Los resultados resaltan varias ideas críticas:
- Riesgo cardiovascular reducido: Los pacientes que lograron reducir sus niveles de ácido úrico por debajo del umbral de 6 mg/dL durante el primer año experimentaron un 9% menos de riesgo de sufrir eventos cardiovasculares importantes durante un período de cinco años.
- Beneficios que dependen de la dosis: Los datos sugieren una correlación directa: cuanto más bajos sean los niveles de ácido úrico, mayor será la protección contra los ataques de gota y los problemas relacionados con el corazón.
- Los pacientes de alto riesgo se benefician más: Curiosamente, las personas que ya tenían un mayor riesgo de sufrir problemas cardiovasculares experimentaron los efectos protectores más significativos del tratamiento.
- El papel del alopurinol: A la gran mayoría de los participantes (99,2%) se les recetó alopurinol, un medicamento común utilizado para controlar el ácido úrico.
Por qué esto importa: la hipótesis de la “inflamación”
El estudio plantea una distinción importante sobre cómo funcionan estos medicamentos. Investigaciones anteriores demostraron que administrar alopurinol a personas sin gota no reducía su riesgo de enfermedad cardíaca. Esto sugiere que el medicamento no es necesariamente un “medicamento para el corazón” por derecho propio; más bien, al prevenir la inflamación intensa y violenta causada por los brotes de gota, protege indirectamente el sistema cardiovascular.
Sin embargo, los investigadores advierten que este estudio muestra una asociación, no una relación directa de causa y efecto. Debido a que muchos ataques de gota se controlan en casa con medicamentos de venta libre y nunca se informan a los médicos, es difícil realizar un seguimiento exacto de cuánta inflamación se está previniendo.

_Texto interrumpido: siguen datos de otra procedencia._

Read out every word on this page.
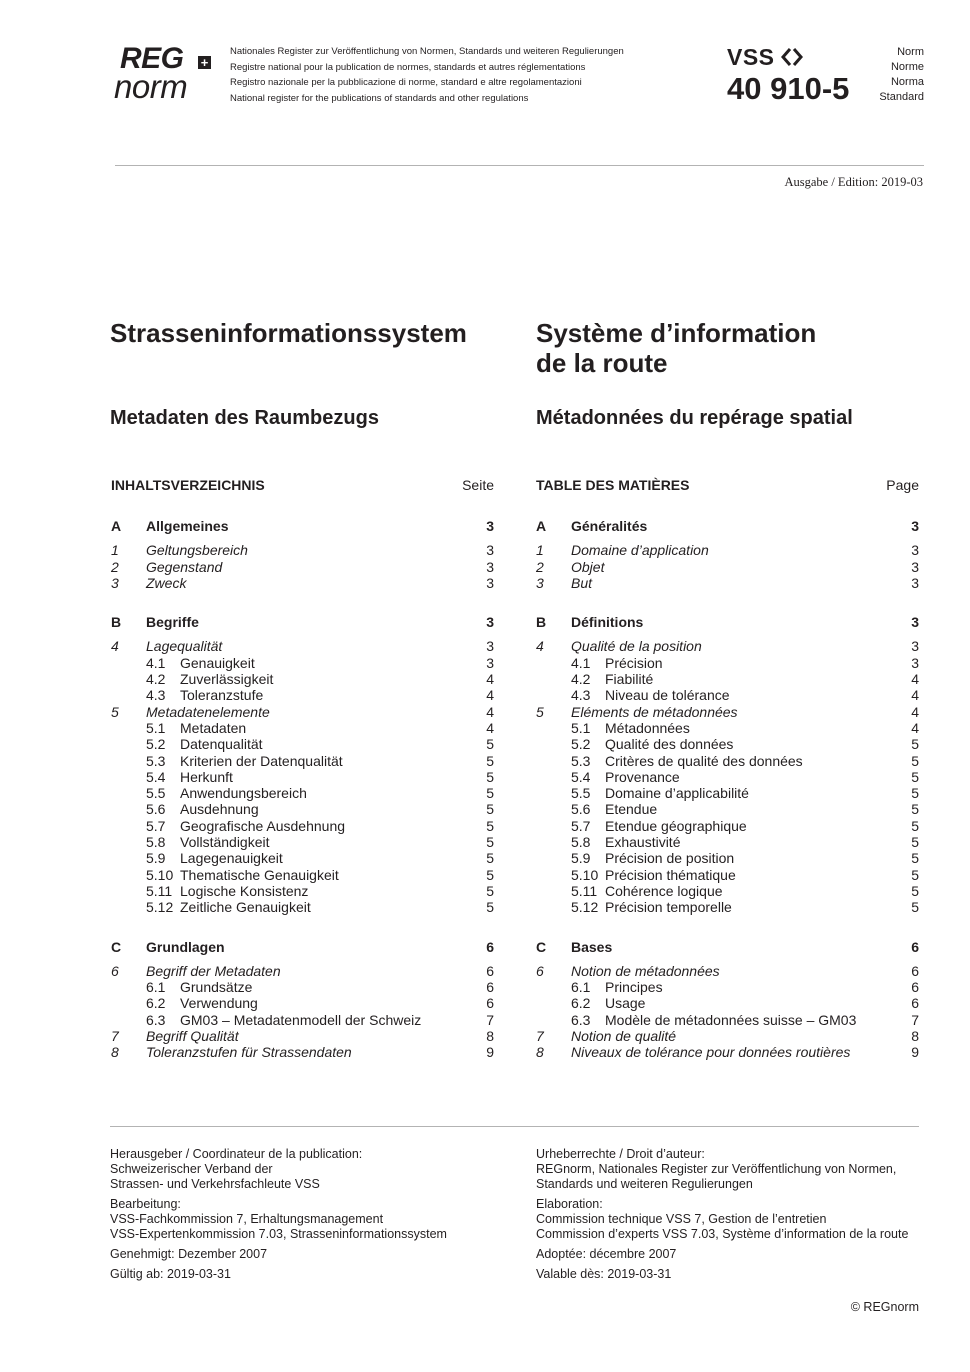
REG +
norm
Nationales Register zur Veröffentlichung von Normen, Standards und weiteren Regulierungen
Registre national pour la publication de normes, standards et autres réglementations
Registro nazionale per la pubblicazione di norme, standard e altre regolamentazioni
National register for the publications of standards and other regulations
VSS
40 910-5
Norm
Norme
Norma
Standard
Ausgabe / Edition: 2019-03
Strasseninformationssystem	Système d’information
de la route
Metadaten des Raumbezugs	Métadonnées du repérage spatial
INHALTSVERZEICHNIS	Seite
A Allgemeines	3
1 Geltungsbereich	3
2 Gegenstand	3
3 Zweck	3
B Begriffe	3
4 Lagequalität	3
4.1 Genauigkeit	3
4.2 Zuverlässigkeit	4
4.3 Toleranzstufe	4
5 Metadatenelemente	4
5.1 Metadaten	4
5.2 Datenqualität	5
5.3 Kriterien der Datenqualität	5
5.4 Herkunft	5
5.5 Anwendungsbereich	5
5.6 Ausdehnung	5
5.7 Geografische Ausdehnung	5
5.8 Vollständigkeit	5
5.9 Lagegenauigkeit	5
5.10 Thematische Genauigkeit	5
5.11 Logische Konsistenz	5
5.12 Zeitliche Genauigkeit	5
C Grundlagen	6
6 Begriff der Metadaten	6
6.1 Grundsätze	6
6.2 Verwendung	6
6.3 GM03 – Metadatenmodell der Schweiz	7
7 Begriff Qualität	8
8 Toleranzstufen für Strassendaten	9
TABLE DES MATIÈRES	Page
A Généralités	3
1 Domaine d’application	3
2 Objet	3
3 But	3
B Définitions	3
4 Qualité de la position	3
4.1 Précision	3
4.2 Fiabilité	4
4.3 Niveau de tolérance	4
5 Eléments de métadonnées	4
5.1 Métadonnées	4
5.2 Qualité des données	5
5.3 Critères de qualité des données	5
5.4 Provenance	5
5.5 Domaine d’applicabilité	5
5.6 Etendue	5
5.7 Etendue géographique	5
5.8 Exhaustivité	5
5.9 Précision de position	5
5.10 Précision thématique	5
5.11 Cohérence logique	5
5.12 Précision temporelle	5
C Bases	6
6 Notion de métadonnées	6
6.1 Principes	6
6.2 Usage	6
6.3 Modèle de métadonnées suisse – GM03	7
7 Notion de qualité	8
8 Niveaux de tolérance pour données routières	9

Herausgeber / Coordinateur de la publication:
Schweizerischer Verband der
Strassen- und Verkehrsfachleute VSS

Bearbeitung:
VSS-Fachkommission 7, Erhaltungsmanagement
VSS-Expertenkommission 7.03, Strasseninformationssystem

Genehmigt: Dezember 2007

Gültig ab: 2019-03-31

Urheberrechte / Droit d’auteur:
REGnorm, Nationales Register zur Veröffentlichung von Normen,
Standards und weiteren Regulierungen

Elaboration:
Commission technique VSS 7, Gestion de l’entretien
Commission d’experts VSS 7.03, Système d’information de la route

Adoptée: décembre 2007

Valable dès: 2019-03-31

© REGnorm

Un llamado a objetivos de tratamiento más estrictos
Uno de los aspectos más sorprendentes del estudio es la brecha entre los objetivos médicos y la realidad del paciente. En el grupo estudiado, sólo el 27% de los pacientes alcanzaron con éxito el nivel objetivo de urato inferior a 6 mg/dL.
Esta discrepancia sugiere una gran oportunidad para la salud pública. Si los médicos adoptan pautas más estrictas de “tratar al objetivo”, los beneficios podrían extenderse mucho más allá del alivio de las articulaciones, y potencialmente salvar vidas al reducir la incidencia de accidentes cerebrovasculares y ataques cardíacos en una población masiva de pacientes.
“Este estudio actual proporciona un beneficio adicional de reducción del riesgo de ataque cardíaco, accidente cerebrovascular y muerte debido a estas enfermedades”, señala el reumatólogo Abhishek Abhishek.
Conclusión: Si bien se necesita más investigación para confirmar el mecanismo biológico exacto, estos hallazgos sugieren que el manejo agresivo de la gota con medicamentos para reducir el urato puede servir como una defensa secundaria vital contra las enfermedades cardiovasculares.